You’ve got to promote a multi-year/decadal transition to an economy that can be sustained without so much oil consumption. You just can’t bludgeon people into submitting to your misguided notions of how to fix climate change. Work on the coal problem both here and internationally because renewable electricity replaces coal some of the time but does not replace precious liquids fuels in the United States except by means of non-existent plug-in hybrid vehicles.

Ken Salazar recently mounted a lame defense of Obama’s war on small, independent oil producers in an address to the American Petroleum Institute’s (API) board of directors (as reported in Salazar sees role for industry in developing full U.S. energy strategy from the Oil & Gas Journal, March, 2009).

“Yes, this administration is changing how things have been done before. [It’s] restoring honesty and fiscal responsibility to the budget, making hard choices [and] seeing where we can get a better deal for the American taxpayer. But this is not, as some have suggested, a war on the oil and gas industry,” he said…

[more mush in this vein]

“This year, we will hold over 40 onshore federal oil and gas lease sales. Through the Bureau of Land Management, we have already held seven oil and gas lease sales in the last seven weeks. The 830 leases we have offered cover almost 1.2 million acres in the West. The 326 leases that sold generated $32 million in revenue for American taxpayers,” Salazar said…

[thanks so much]

But America’s oil and gas supplies are not endless, and the country consumes 25% of the world’s oil while sitting atop 3% of its reserves, he continued. “We rely on imports. And more and more, the readily recoverable oil and gas reserves of our planet are under the control of nationalized oil companies… “Our dependence on foreign oil is as much a dependence on the countries that directly supply our oil as it is a dependence on the markets and forces that can, in a six-month period, drive oil up to $147/bbl and then down to $45/bbl. It is a dependence on our military to keep oil flowing through the Strait of Hormuz. And it is a dependence on carbon that, for the sake of our planet, we cannot sustain,” Salazar said.

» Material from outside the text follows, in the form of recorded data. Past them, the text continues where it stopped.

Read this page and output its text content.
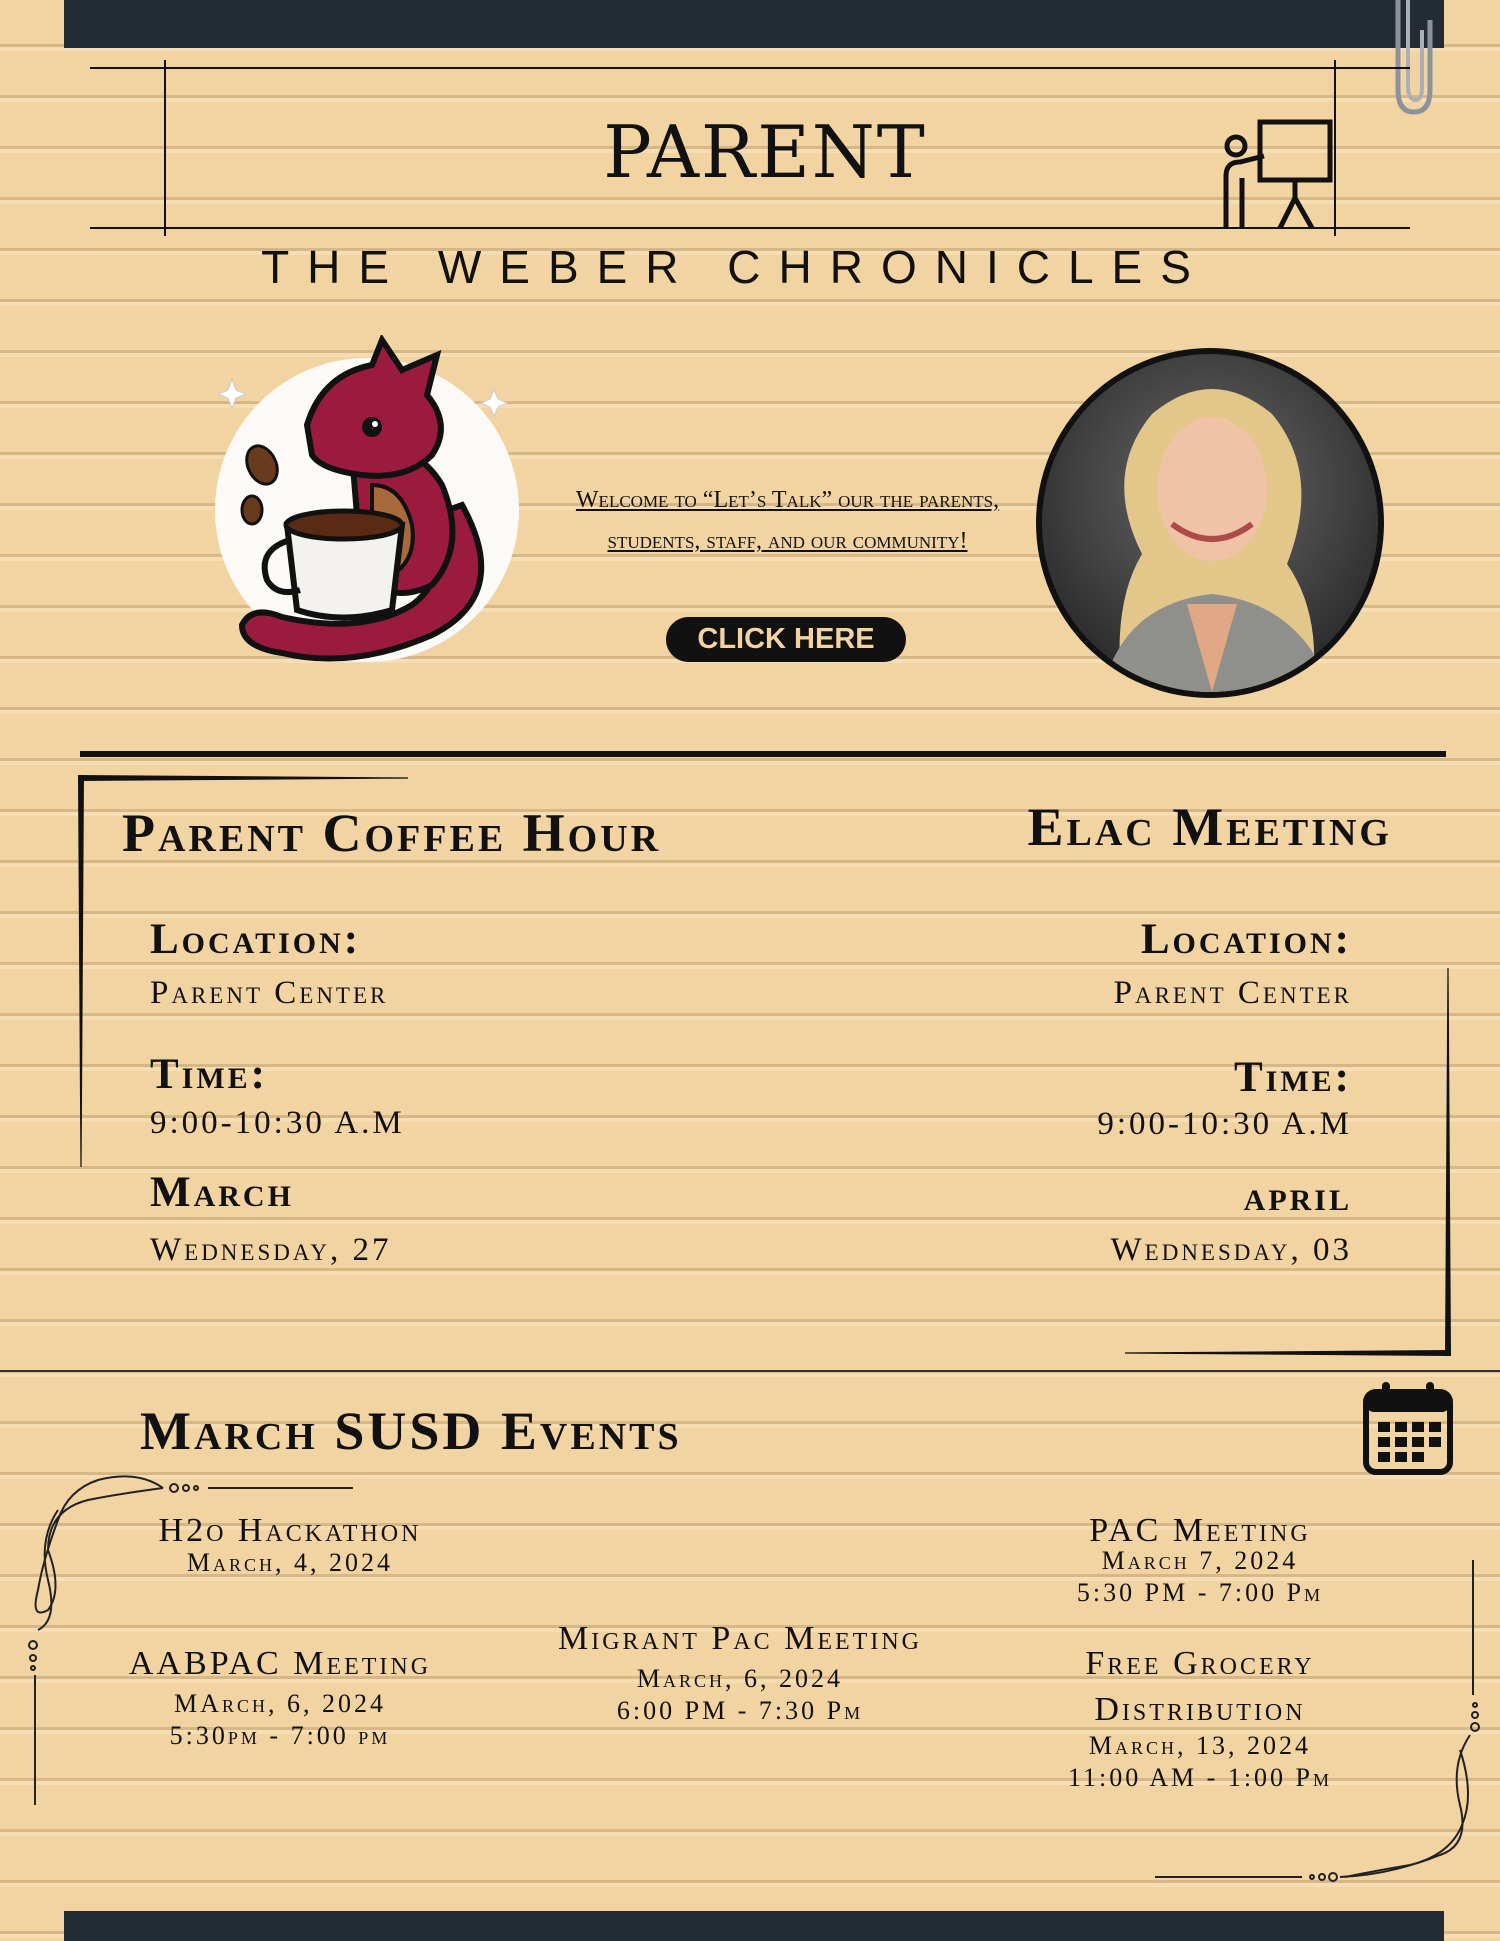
PARENT
THE WEBER CHRONICLES
Welcome to “Let’s Talk” our the parents, students, staff, and our community!
CLICK HERE
Parent Coffee Hour
Location:
Parent Center
Time:
9:00-10:30 A.M
March
Wednesday, 27
Elac Meeting
Location:
Parent Center
Time:
9:00-10:30 A.M
april
Wednesday, 03
March SUSD Events
H2o Hackathon
March, 4, 2024
AABPAC Meeting
MArch, 6, 2024
5:30pm - 7:00 pm
Migrant Pac Meeting
March, 6, 2024
6:00 PM - 7:30 Pm
PAC Meeting
March 7, 2024
5:30 PM - 7:00 Pm
Free Grocery
Distribution
March, 13, 2024
11:00 AM - 1:00 Pm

[more motherhood & apple pie]

Salazar made no mention of the proposed tax changes in his remarks to the API. I wonder how our dependence on foreign oil and the dangers of climate change will be fixed by shutting down stripper well operators without providing plausible fuel or transportation substitutes for that oil. I wonder if we are supposed to feel grateful that the Interior department is still selling oil & gas leases on public lands or offshore, sales that were prepared years in advance.

I should also note that the largest oil companies (like ExxonMobil, Shell, Devon, etc.) stand to benefit the most from any price increases that come at the expense of stripper well operators. Why is it politically expedient for the Obama administration to step on the little people while mostly letting the big boys off the hook?

Americans are energy illiterate, there’s no doubt about it. But energy is a very complex, hard problem, so we elect politicians we trust to appoint experts that will come up with the best possible solutions to the very deep energy hole we find ourselves in. If those experts are clueless, then we are in big trouble. The United States has always lacked a coherent energy policy. Jimmie Carter tried to get one going, but Ronald Reagan took care of that. What followed was nearly 30 years of profligate energy consumption without a thought to tomorrow’s needs. The United States still lacks a coherent energy policy as we enter the Obama Era.